Unlike the previous audit this one is a little more advanced. Below shows the steps involved. To summarize we will:

  1. Create a snapshot from our device configuration.
  2. Convert our YAML reference flows into an ACL.
  3. Create a reference snapshot using the reference ACL.
  4. Compare the 2 snapshots.
  5. Return the results.
compare

Let’s step through the key steps and code:

Build Batfish Session

Our Batfish session will be built within the constructor of the ACLAuditor class. Like so:

./acl_auditor/auditor.py

class ACLAuditor:
    def __init__(self, config_file):
        bf_session.host = "batfish"
        load_questions()
        self.config_file = config_file
...
Convert Reference Flows

First we take a set of reference flows, that we have defined as YAML (as shown below), and convert them into an ACL based format.

./data/flows.yml

---
- source_ip: 10.0.1.1/32
  dest_ip: 8.8.8.8/32
  dest_port: 53
  proto: udp
  action: permit
- source_ip: 10.0.1.1/32
  dest_ip: 10.200.1.1/32
  dest_port: 3306
  proto: tcp
  action: permit

For this we use YAML to ACL convertor helper functions found within helpers.pygenerate_acl_syntax_juniper_srx().

Create Snapshots

We now have our reference flows in an ACL based format. We will use this ACL to generate a reference snapshot. We will then use our device config to generate a base snapshot.

Like so:

...    
    def _create_base_snapshot(self):
        bf_session.init_snapshot_from_text(
            self.config_file, snapshot_name="base", overwrite=True
        )

    def _create_reference_snapshot(self, hostname):
        platform = "juniper_srx"
        reference_acl = create_acl_from_yaml(
            self.flows_file, hostname, self.acl_name, platform
        )
        bf_session.init_snapshot_from_text(
            reference_acl,
            platform=platform,
            snapshot_name="reference",
            overwrite=True,
        )
        self.validate_reference_snapshot()  
Query Batfish

With the 2 snapshots created, we can run our bfq.compareFilters() question, as shown below.

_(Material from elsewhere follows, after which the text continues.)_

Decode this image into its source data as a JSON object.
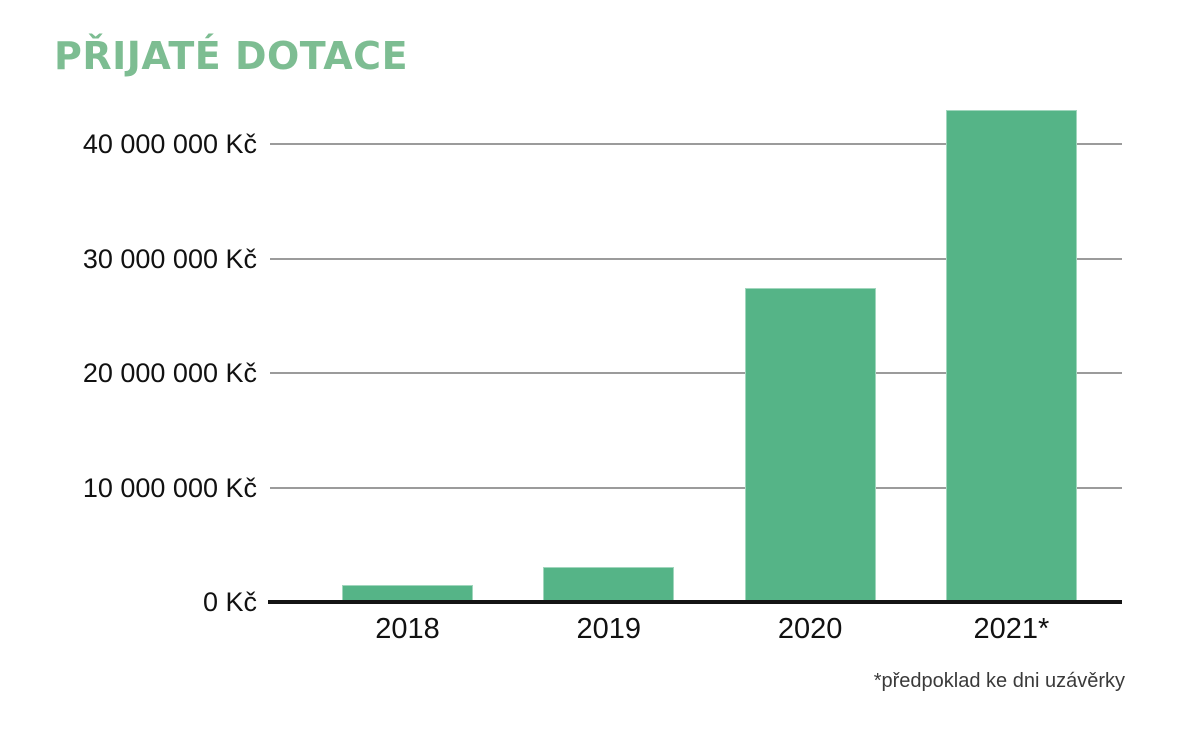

def get_acl_differences(self, flows_file, acl_name):
...
    return bfq.compareFilters().answer(
        snapshot="base", reference_snapshot="reference"
    )
Output Reports

Once done we then pass our results into various reporting functions within reporter.py, which formats the outputs and also deals with the rendering of the HTML template using jinja2.

Example

Let’s take our reference flows, which are shown below. These are the flows that should be configured; nothing more, nothing less.

---
- source_ip: 10.0.1.1/32
  dest_ip: 8.8.8.8/32
  dest_port: 53
  proto: udp
  action: permit
- source_ip: 10.0.1.1/32
  dest_ip: 10.200.1.1/32
  dest_port: 3306
  proto: tcp
  action: permit

In this case, we will use an ASA configuration as our device config. Below shows the ACL in question:

access-list acl-webfarm extended permit tcp any host 10.0.2.1 eq 3306
access-list acl-webfarm extended permit udp host 10.0.1.1 host 8.8.8.8 eq domain
access-list acl-webfarm extended permit udp host 10.0.1.1 host 8.8.4.4 eq domain
access-list acl-webfarm extended deny ip any4 any4

When we run the audit we get the following results:

+------------------------+---------------------------------------------------------+---------------------------+-------------------------------------------------+
| Reference Flow Index   | Reference Flow Content                                  | Implemented Flow Action   | Implemented Flow Content                        |
|------------------------+---------------------------------------------------------+---------------------------+-------------------------------------------------+
| 1                      | "flow2 (10.0.1.1/32 any 10.200.1.1/32 3306 tcp permit)" | DENY                      | deny ip any4 any4                               |
| No Match               |                                                         | PERMIT                    | permit tcp any host 10.0.2.1 eq 3306            |
| No Match               |                                                         | PERMIT                    | permit udp host 10.0.1.1 host 8.8.4.4 eq domain |
+------------------------+---------------------------------------------------------+---------------------------+-------------------------------------------------+

So we have 3 differences (failures) that the audit has returned. Lets step through each one by line:

  1. The reference flow 10.0.1.1/32 any 10.200.1.1/32 3306 tcp permit is not permitted due to the implemented line deny ip any4 any4.
  2. The implemented ACL is permitting permit tcp any host 10.0.2.1 eq 3306. However, no match for this flow is found within the reference flows.
  3. Likewise, the implemented ACL is permitting permit udp host 10.0.1.1 host 8.8.4.4 eq domain. However, No Match for this flow is found within the reference flows.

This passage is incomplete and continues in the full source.